The limitations of this study are as follows. 1) Although we evaluated a significant number of urine specimens (n = 510), there were only 71 cases of true infection (13.9%), which might not be adequate for comparing various microorganisms using the recently upgraded features in the instruments, such as the differentiation of gram-positive or gram-negative bacteria, or adequate statistical power for the combination of certain parameters, such as the presence of LE or nitrite, or the WBC and bacteria counts. 2) Some of the cultured microorganisms were not identified based on genus or species as we considered them as contaminants.

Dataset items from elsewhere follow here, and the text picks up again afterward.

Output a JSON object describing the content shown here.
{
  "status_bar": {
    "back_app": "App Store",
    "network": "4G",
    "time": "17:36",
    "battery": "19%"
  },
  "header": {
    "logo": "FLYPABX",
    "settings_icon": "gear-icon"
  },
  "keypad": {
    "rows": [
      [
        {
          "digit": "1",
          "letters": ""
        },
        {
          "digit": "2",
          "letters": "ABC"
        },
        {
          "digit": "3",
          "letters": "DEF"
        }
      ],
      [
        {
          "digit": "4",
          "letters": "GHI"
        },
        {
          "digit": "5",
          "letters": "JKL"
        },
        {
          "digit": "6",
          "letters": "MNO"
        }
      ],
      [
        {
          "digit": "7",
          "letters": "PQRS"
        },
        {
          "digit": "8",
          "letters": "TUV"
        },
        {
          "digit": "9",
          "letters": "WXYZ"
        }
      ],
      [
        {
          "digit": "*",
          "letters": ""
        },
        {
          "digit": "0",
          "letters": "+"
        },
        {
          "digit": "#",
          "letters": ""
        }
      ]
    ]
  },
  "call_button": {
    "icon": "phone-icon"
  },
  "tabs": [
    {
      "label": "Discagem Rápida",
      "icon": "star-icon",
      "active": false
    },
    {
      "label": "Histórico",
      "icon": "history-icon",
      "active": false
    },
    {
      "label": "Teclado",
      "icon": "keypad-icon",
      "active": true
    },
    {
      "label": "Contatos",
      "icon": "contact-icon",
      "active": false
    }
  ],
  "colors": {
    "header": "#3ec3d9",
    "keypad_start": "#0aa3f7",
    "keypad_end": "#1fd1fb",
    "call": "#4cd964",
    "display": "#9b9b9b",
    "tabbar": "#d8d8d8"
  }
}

To the best of our knowledge, the present study is the first to compare the five recently launched automated urine analyzers and the diagnostic utility of flow cytometry and digital camera imaging in UTI. As sensitive and rapid diagnostic tools, urine sediment analyzers can be one of the important tools in the near future, and could help reduce unnecessary culture and provide guidance for the selection of proper antimicrobial agents.